И Егошин покинул кабинет.
— Тоже — интеллигент! — презрительно выхрипнула толстуха, на украинский лад произнеся букву «г». — Гнать таких надо!
— Если б у меня был план только по картофелю и турнепсу, — сказал вальяжный человек, — я бы давно его выгнал. Но я должен еще и литературу выпускать.
Разговор этот имел для Егошина лишь одно отрицательное последствие: отныне его стали тщательно обходить премиями, поощрениями, наградами, даже простыми благодарностями. Но разве унизишь этим человека, который не стеснялся ходить на работу с продранными локтями и без единой пуговицы на пиджаке? Когда же ему указали на неприличие такого вида, он стал являться в любой сезон в белой рубашке-апаш, сохранившейся с довоенной поры, и в лыжных штанах. Он не потрудился объяснить сослуживцам, что деньги, отложенные на новый костюм, ухнул на случайно подвернувшийся «Энциклопедический словарь» Брокгауза и Ефрона. С полным равнодушием относился он к тому, что отпуск ему дают только в ноябре или апреле (глубиной души он никогда не верил в свой соловецкий вояж), а в эти неуютные месяцы прекрасно валяться на продавленном диване с книжкой в руках. Сослуживцы в конце концов заметили стойкую немилость начальства к Егошину и бессознательно взяли с ним небрежно-высокомерный тон. Как-то само собой получилось, что его рабочее место переместилось к окну, на сквозняк, и теперь он не вылезал из простуды. Его хронический насморк стал предметом постоянных шуток, тем более что холостяцкие носовые платки Егошина не отличались свежестью. Его прозвали «бациллоносителем» и при каждом удобном случае ехидно замечали, что работавшая прежде на этом месте кудрявая Машенька почему-то не простужалась. Можно было напомнить, что Машенька почти не присаживалась к своему письменному столу, как-то иначе используя служебное время; но Егошину это и в голову не приходило. К чему было заводиться, если все это ничуть его не трогало, не доставляло даже минутного огорчения, ни тени раздражения и досады?
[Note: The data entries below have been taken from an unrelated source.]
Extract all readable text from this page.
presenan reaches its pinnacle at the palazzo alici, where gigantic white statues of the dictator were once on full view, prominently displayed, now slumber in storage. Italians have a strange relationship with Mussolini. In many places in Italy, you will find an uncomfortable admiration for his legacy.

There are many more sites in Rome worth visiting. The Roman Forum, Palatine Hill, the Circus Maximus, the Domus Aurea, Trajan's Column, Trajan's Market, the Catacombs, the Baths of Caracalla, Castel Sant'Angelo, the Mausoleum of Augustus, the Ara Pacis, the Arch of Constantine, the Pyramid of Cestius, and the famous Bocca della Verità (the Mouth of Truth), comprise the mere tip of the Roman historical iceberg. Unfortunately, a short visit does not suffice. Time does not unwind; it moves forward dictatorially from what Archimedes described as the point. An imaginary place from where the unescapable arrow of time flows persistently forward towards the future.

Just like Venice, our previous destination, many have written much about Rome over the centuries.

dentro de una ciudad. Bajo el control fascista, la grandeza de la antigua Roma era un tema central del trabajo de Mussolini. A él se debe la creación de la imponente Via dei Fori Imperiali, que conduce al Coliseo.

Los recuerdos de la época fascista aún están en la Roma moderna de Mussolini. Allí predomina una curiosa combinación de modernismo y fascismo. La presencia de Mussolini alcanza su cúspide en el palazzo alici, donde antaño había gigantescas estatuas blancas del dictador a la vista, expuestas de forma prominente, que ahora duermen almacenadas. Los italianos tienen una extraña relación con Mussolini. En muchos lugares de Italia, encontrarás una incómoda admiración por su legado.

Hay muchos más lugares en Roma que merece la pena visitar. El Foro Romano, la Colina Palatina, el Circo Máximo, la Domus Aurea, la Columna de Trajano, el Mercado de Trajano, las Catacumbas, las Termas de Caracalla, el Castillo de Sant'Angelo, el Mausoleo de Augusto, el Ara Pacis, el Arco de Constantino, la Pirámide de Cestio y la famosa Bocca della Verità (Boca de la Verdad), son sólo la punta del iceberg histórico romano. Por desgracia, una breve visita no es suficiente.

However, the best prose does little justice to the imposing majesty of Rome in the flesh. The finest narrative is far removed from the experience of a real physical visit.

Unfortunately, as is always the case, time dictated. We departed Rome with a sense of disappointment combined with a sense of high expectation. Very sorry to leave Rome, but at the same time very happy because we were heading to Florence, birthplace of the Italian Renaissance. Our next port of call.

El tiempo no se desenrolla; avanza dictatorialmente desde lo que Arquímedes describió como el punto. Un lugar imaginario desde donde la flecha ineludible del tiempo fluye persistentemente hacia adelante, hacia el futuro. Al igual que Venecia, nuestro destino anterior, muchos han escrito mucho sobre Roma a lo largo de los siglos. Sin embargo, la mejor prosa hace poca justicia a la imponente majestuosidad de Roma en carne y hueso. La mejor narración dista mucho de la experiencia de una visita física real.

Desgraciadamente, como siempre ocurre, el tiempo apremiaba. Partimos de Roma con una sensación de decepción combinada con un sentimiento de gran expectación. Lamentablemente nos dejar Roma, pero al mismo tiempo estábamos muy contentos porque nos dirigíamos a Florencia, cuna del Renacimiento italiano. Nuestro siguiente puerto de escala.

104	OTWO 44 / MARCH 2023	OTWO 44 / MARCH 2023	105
Лишь изредка с добродушной усмешкой он сознавал, что его свойства, поступки, привычки, облик кажутся окружающим нелепыми, отсталыми, смешными, но не задерживался на этом душевно, ибо в мире было столько прекрасного: стихи, проза, картины, музыка, красивые лица, солнце, небо, облака, снег, весенняя капель, грозы, упоительные безнадежные верленовские осенние дожди и ведь, кроме настоящего, дано прошлое, и при малом усилии он может спорить с Сократом, плотничать с Петром, плыть в последнем менуэте с Марией Антуанеттой, шагать в каторжном строю с декабристами, слыша справа дыхание Пущина, а слева — Бестужева, и на дивном этом пиру, дарованном невесть за какие заслуги, волшебном, но таком кратком пиру не успеешь надышаться поэзией одного Пушкина, а ведь есть еще Тютчев, Лермонтов, Фет, Анненский, Блок, Мандельштам, и чего стоят рядом с этим те малости, которыми люди стараются отравлять друг другу мимолетность бытия? Надо закрывать глаза на все мелкое, лишнее, до предела упростить существование, и ты становишься свободен, как птица, если птицы действительно свободны.